Sir, I read the paper on toothwear/erosion, water fluoridation and deprivation (BDJ 2004, 197: 413) with interest. Although correctly described as the first to investigate fluoridation and erosion in the UK, it was preceded by a study in Ireland1 last year. A number of flaws require highlighting, to enable the results to be taken in context.
The authors correctly state that epidemiology studies are difficult to compare due to a wide range of indices used, but then use a new index and index teeth (canines), instead of following other national conventions2. They further muddy the waters by referring to tooth wear, erosion and smooth surface tooth wear, the latter two being the same thing. They then confuse and compromise their results by excluding molar data on the basis that attrition plays a part. Yet the differentiation between attrition and erosion on these surfaces is clear 3,4,5, and a greater amount of erosion has been identified on these surfaces than incisors6.

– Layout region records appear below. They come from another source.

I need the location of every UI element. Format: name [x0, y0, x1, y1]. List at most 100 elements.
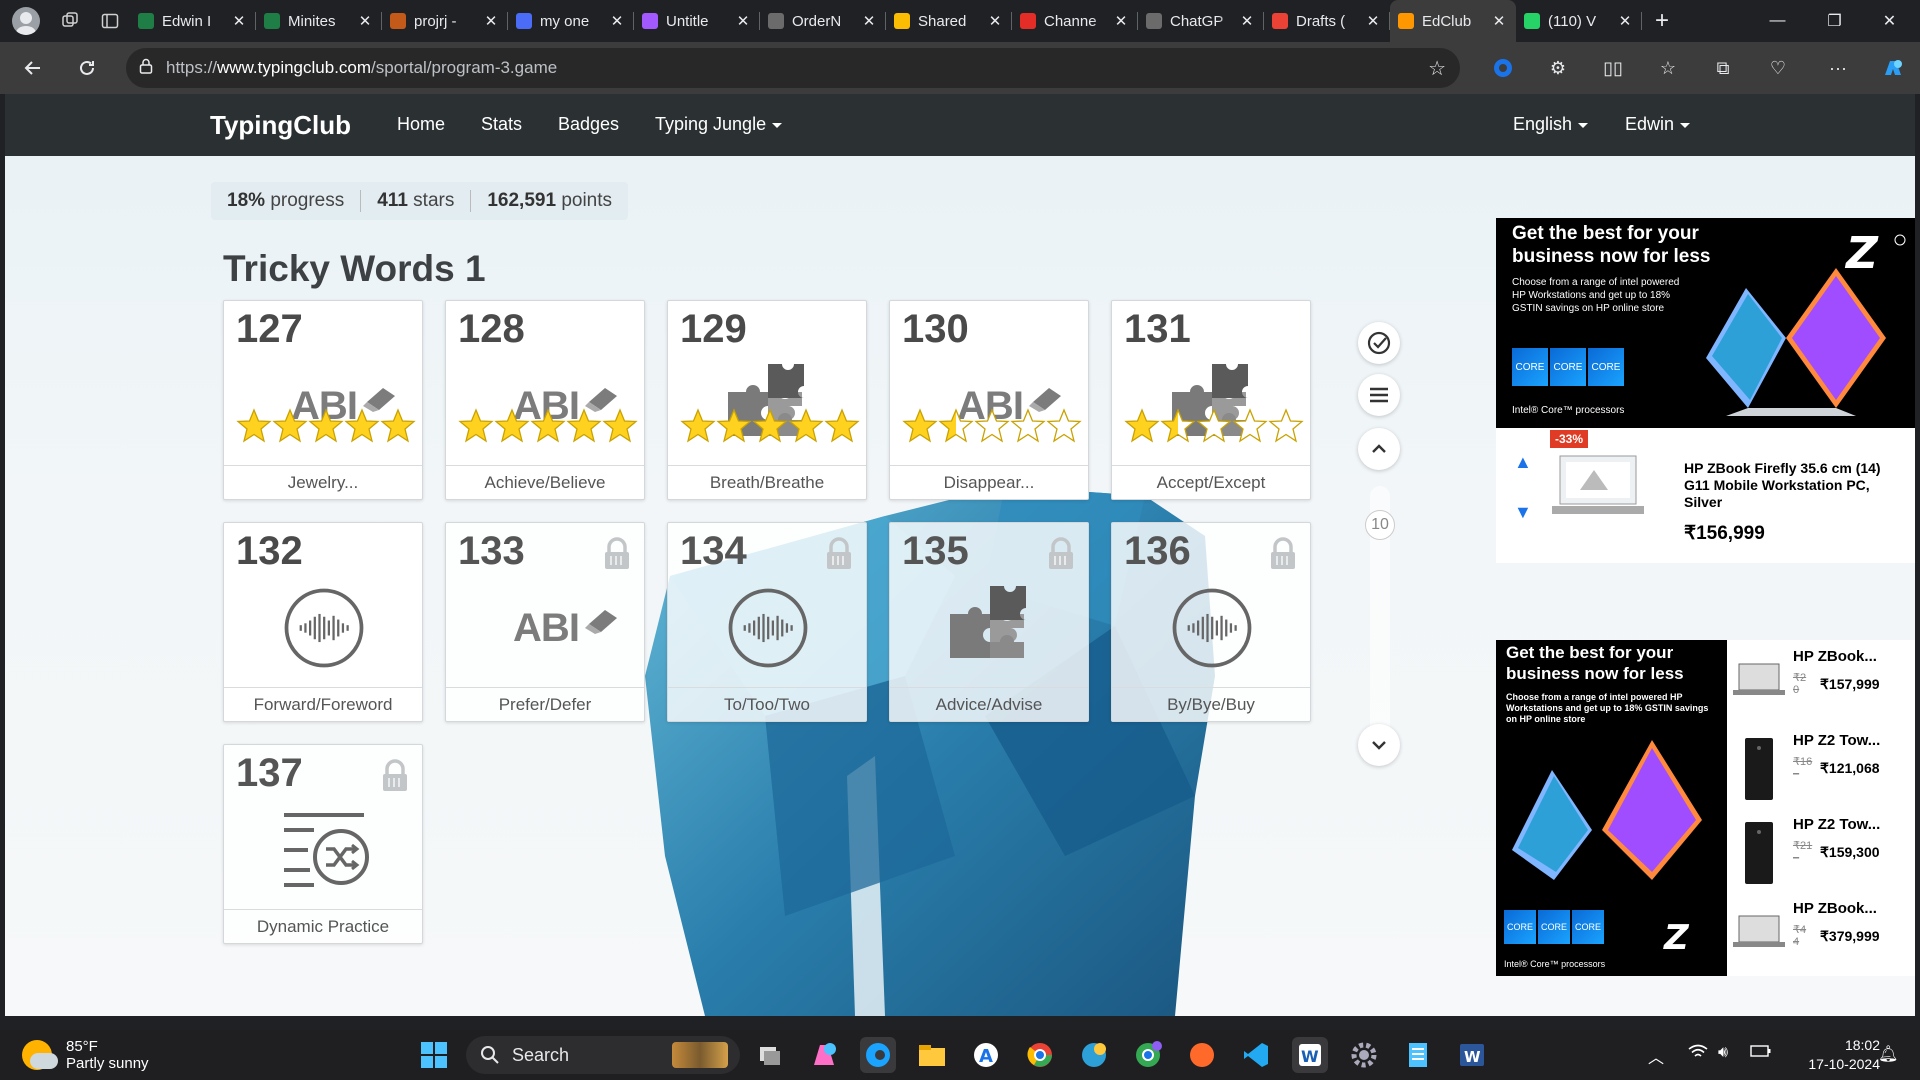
browser-tab[interactable]: Minites ✕	[256, 0, 382, 42]
tab-close-icon[interactable]: ✕	[986, 12, 1004, 30]
carousel-down-icon[interactable]: ▼	[1514, 502, 1532, 523]
check-progress-button[interactable]	[1358, 322, 1400, 364]
vscode-icon[interactable]	[1238, 1037, 1274, 1073]
carousel-up-icon[interactable]: ▲	[1514, 452, 1532, 473]
split-screen-icon[interactable]: ▯▯	[1597, 52, 1629, 84]
browser-tab[interactable]: EdClub ✕	[1390, 0, 1516, 42]
minimize-button[interactable]: —	[1750, 0, 1805, 42]
lesson-card[interactable]: 128 ABI Achieve/Believe	[445, 300, 645, 500]
menu-list-button[interactable]	[1358, 374, 1400, 416]
lesson-card[interactable]: 136 By/Bye/Buy	[1111, 522, 1311, 722]
copilot-app-icon[interactable]	[806, 1037, 842, 1073]
browser-essentials-icon[interactable]: ♡	[1762, 52, 1794, 84]
start-button[interactable]	[416, 1037, 452, 1073]
lesson-card[interactable]: 135 Advice/Advise	[889, 522, 1089, 722]
tab-actions-icon[interactable]	[90, 0, 130, 42]
browser-tab[interactable]: projrj - ✕	[382, 0, 508, 42]
tab-close-icon[interactable]: ✕	[734, 12, 752, 30]
chrome-profile-icon[interactable]	[1130, 1037, 1166, 1073]
lock-icon[interactable]	[126, 58, 166, 78]
browser-tab[interactable]: Drafts (✕	[1264, 0, 1390, 42]
browser-tab[interactable]: Shared ✕	[886, 0, 1012, 42]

The literature on erosion and social class is not conflicting. For the permanent dentition in children, studies have found a significant correlation 2,7,8,9,10,11. The paper quoted involving primary dentitions can be dismissed as it was based upon social class of school area and not examinees residence, whereas others found a positive relationship1,12 or no difference2,13 between social groups.
All results quoted, are for fluoridation status at the time of examination (2,351 children) and not for those with lifelong exposure to fluoride (n – 1,331). This is a fundamental flaw. Although no results are provided this is dismissed in one sentence, confirming life long exposure did not result in a significant reduction in erosion.
Comparisons are made with the results of Teo et al14. This paper should be discounted as only 96 individuals were examined, 67% of the fluoridated group were aged 12 to 29 years, whilst 72.3% of the non-fluoridated residents were aged 30 to 60+, making any results a complete nonsense.
Stating 'the risk of smooth surface tooth wear (erosion) is decreased by a factor of 1.5 by water fluoridation' infers that children who have the same consumption rates of acidic drinks are at less risk by 1.5 times. But if they are drinking pop, they are not drinking the fluoridated water and thus not gaining from the effects.
It is known that gender, ethnicity, deprivation and consumption of carbonated drinks has an effect on the prevalence of erosion11,15. Thus when investigating a further factor such as the effect of fluoridation, these factors have to be controlled and balanced when choosing the case and control samples. Any results otherwise obtained, such as in this study, must be taken with a large pinch of salt.
The critical pH of hydroxyapatite is 5.5 and fluorapatite 4.5. Many acidic foods and drinks have a pH way below these, with a rapid and blanket effect, so the logical conclusion is that fluoridation should have little or no effect on the prevalence of erosion as in Ireland1.
One of the authors of the paper, Dr A Milosevic responds: There is no 'national convention' for measurement of wear although the national survey did examine the labial and palatal surfaces of the four upper incisors. The canines were included because twelve anterior teeth were reported to provide greater sensitivity and specificity in detecting wear cases 15 . Dr Dugmore is partly correct regarding the degree of molar involvement. Occlusal surfaces of the first molars exhibit dentine exposure more commonly than palatal surfaces of incisors but it cannot be stated with any certainty that this is solely from acid erosion 17 . I personally suspect that cupped cuspal tips with exposed dentine are primarily eroded but cusp tips will contact opposing fossae in this age group. Excluding attrition on occlusal surfaces is impossible. I still believe, however, that first molars should be included in any index, as a marker of dentinal exposure and susceptibility to wear. We strongly disagree that 'the results are confused and compromised'.
Although Dr. Dugmore states the literature regarding the relationship between erosion and social class is not conflicting, he cites several studies with different results.
Dr Dugmore mis-read the number of children who benefited from fluoride since birth. Only 383 children were in this category from a total number of 1,344 who had been resident at the same address since birth. Changing homes reduced the number with life long exposure to fluoridated water significantly and perhaps a larger sample would have produced a different result.
Between group analysis (fluoridated and non-fluoridated) for consumption rates was not assessed and we made no claim regarding this. Children would probably drink diluted squash and drink water occasionally not to mention brush their teeth with tap water. Topical effects are more important than systemic at this age.
It is agreed that “gender, ethnicity, deprivation and consumption” may influence the prevalence of erosion. However, carrying out statistical analyses on sub-samples in our study would have resulted in reduced power and increased the risk of type II error.